Çocuğumla nasıl ilişki kurmalıyım? 

Eğer şu saniye bilseydiniz ki, işyerinde kendinizi gösteremiyor olma sebebinizde annenizin izi var. Ya da her yeni başlayan ilişkinin ardından içinize dolan ‘ya beni bırakıp giderse’ şüphelerinin altında babanızın imzası var. Nasıl hissederdiniz?

Ebeveyn olmak demek çocukların hayatında değişmesi çok zor olan yeni pencereler inşa etmek demektir. Sizin, onun küçük bedeninden dünyayı görüp algılayacağı manzarada oldukça büyük bir payınız var. Öyle ki günlük hayatta, olumlu ve olumsuz yönde verdiğimiz çoğu kararda ailemizin çizdiği o çerçeve etkili oluyor. Erken çocukluk dönemi tahmin edilenden daha fazla etkiliyor! Bu yüzden önce şu soruyu cevaplamanızı istiyorum: Çocuğumun hayatını nasıl etkilediğimin gerçekten farkında mıyım?

Çocuk ve ebeveyn ilişkisi çok önemlidir ve çocukluk yaşantıları yetişkinlik yaşantısının temelini oluşturmaktadır. Erken çocukluk dönemi olarak bilinen özellikle 0-6 yaş arasında karşılanmayan temel duygusal ihtiyaçlar ve olumsuz yaşantılar sonucunda, bireylerin hayatlarını şekillendiren ve yetişkinlik yaşamını etkileyen şemalar oluşmaktadır. Şemalar, insanların zihinsel olarak kesin ve değişmez olarak algıladıkları durumları ve çıkarımları ifade eden oldukça kapsamlı ve önemli bir kavramdır. Bu yazıda şema terapiyi ele alıyor olmayacağım. Teorik yönüyle ilgilenenler kaynak önerilerimi yazının sonunda bulabilirler.

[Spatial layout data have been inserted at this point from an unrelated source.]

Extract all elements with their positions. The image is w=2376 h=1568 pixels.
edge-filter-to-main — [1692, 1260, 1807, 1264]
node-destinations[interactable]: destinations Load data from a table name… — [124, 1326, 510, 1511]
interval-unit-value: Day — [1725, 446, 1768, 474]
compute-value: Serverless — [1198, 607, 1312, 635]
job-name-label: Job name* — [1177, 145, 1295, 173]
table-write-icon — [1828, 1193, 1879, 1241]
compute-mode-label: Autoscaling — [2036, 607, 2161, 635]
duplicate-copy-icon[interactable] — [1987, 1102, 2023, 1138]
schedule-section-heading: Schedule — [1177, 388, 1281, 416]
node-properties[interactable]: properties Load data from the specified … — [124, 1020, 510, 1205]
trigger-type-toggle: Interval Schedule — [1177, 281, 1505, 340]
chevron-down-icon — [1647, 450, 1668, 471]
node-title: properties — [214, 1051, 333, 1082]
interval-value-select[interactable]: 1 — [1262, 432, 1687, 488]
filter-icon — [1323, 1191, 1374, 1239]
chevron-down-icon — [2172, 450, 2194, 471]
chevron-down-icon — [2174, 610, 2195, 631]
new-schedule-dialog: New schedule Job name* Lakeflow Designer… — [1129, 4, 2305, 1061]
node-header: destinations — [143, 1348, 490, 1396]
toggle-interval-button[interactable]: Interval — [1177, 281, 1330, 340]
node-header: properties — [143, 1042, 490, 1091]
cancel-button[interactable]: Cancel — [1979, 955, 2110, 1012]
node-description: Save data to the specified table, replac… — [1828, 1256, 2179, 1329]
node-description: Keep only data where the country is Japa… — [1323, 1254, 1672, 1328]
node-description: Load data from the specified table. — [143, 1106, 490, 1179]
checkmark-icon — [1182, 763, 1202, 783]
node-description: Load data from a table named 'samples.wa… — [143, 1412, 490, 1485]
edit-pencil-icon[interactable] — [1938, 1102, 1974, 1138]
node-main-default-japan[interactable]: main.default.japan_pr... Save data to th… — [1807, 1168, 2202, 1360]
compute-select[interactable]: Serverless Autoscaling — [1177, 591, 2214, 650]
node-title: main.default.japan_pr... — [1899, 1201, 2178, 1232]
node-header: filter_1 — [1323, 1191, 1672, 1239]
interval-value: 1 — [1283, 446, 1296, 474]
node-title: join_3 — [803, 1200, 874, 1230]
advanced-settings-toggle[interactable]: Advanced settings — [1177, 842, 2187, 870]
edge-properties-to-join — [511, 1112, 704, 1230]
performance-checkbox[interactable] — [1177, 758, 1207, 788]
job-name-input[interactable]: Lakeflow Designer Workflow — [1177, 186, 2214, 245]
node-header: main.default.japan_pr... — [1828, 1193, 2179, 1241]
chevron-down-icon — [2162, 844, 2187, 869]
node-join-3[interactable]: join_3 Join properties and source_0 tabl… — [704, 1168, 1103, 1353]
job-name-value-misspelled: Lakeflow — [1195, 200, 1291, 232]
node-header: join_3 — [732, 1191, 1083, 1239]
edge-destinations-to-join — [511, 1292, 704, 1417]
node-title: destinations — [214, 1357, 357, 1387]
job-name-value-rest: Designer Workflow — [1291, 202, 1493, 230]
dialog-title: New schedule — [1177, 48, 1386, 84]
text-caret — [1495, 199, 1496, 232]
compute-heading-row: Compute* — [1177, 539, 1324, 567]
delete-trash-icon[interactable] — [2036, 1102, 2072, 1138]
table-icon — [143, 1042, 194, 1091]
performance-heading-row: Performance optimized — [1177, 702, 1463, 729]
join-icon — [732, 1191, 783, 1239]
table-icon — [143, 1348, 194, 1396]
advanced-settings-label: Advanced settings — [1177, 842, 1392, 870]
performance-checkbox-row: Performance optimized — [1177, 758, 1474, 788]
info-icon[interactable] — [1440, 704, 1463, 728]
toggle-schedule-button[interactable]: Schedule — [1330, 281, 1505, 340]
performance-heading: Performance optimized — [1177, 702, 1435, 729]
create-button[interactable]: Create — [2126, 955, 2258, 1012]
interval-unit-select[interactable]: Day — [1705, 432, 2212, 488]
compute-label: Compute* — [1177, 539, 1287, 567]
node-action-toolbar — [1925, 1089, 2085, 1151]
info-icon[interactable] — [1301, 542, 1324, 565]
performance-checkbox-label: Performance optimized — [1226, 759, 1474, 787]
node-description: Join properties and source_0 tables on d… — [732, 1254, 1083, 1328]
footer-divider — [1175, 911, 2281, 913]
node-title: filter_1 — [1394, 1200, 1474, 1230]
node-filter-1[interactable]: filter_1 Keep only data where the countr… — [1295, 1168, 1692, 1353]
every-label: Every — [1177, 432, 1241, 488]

Şemaları teorik yanını bir kenara bırakarak en kısa ve yalın haliyle söyle tanımlayabiliriz. Bireylerin hep bir kısır döngüde kaldıklarını hissettikleri, evrensel ortak problemler ve bu problemlerin altında yatan temel ihtiyaçlardır. Bu karşılanmayan ihtiyaçlar kişinin çocukluk hayatında ona işlevsellik kazandırmış olmasına rağmen yetişkinlik hayatında kişiler arası ilişkilerini, uyumlarını bozan sorun alanlarının oluşmasına neden olur.